Controversy About The Elliott Wave Grand Supercycle
Many controversies surround the concept of the Grand Supercycle:
- Stock transactions did not occur during the first years of the United States and price data is thus not available. The notion of the Grand Supercycle was thus implied by R. N. Elliott by concatenating gold prices, British stock market prices, and later U.S. stock market prices, as the U.S. economy surpassed the U.K. It is not clear that this methodology is scientifically robust.
- The hypothesised Grand Supercycle is conjectured to span more time than a human life, which some say means it cannot exist. Followers of Saeculum Theory take this view and align instead around a belief that defined sequences of generations relearn approximately the same lessons as their forebears. Similar ideas can be found in the Bible. The Saeculum might map to the Kondratiev cycle.

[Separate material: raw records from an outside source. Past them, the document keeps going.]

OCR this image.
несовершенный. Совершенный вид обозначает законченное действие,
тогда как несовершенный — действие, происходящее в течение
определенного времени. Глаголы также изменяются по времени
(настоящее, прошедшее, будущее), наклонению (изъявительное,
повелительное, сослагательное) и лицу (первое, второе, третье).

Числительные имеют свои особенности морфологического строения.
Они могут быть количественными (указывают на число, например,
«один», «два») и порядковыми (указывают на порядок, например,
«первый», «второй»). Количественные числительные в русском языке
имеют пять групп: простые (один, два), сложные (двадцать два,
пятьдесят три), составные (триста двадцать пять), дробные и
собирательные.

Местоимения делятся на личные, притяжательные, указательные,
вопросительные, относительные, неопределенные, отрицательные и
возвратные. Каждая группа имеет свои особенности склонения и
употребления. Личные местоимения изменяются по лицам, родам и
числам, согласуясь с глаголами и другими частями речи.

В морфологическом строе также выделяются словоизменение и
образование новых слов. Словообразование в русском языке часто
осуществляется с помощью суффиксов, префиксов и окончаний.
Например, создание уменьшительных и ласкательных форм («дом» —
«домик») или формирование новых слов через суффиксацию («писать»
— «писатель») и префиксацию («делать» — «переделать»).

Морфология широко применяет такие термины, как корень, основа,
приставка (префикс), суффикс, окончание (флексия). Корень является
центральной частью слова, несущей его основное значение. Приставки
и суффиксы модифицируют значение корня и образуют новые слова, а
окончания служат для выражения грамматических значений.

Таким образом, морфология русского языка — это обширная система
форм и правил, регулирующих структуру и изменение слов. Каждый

- If a social cycle of such large degree does indeed exist, then present-day scientific and economic understanding is insufficient to explain how it would propagate or what causes it, or even the smaller-degree waves that the theory suggests.
- The idea of a Grand Supercycle bear market implies that mankind will never learn from its past mistakes, or become self-aware in a macro-economic sense. The historical study presented in David Hackett Fischer's The Great Wave (Oxford University Press, 1999), however, presents a meticulously argued case that the periodic crises in human history are becoming steadily less volatile, which suggests that some kind of species-wide learning is occurring. This could be consistent with Rupert Sheldrake's controversial theory of "morphic resonance."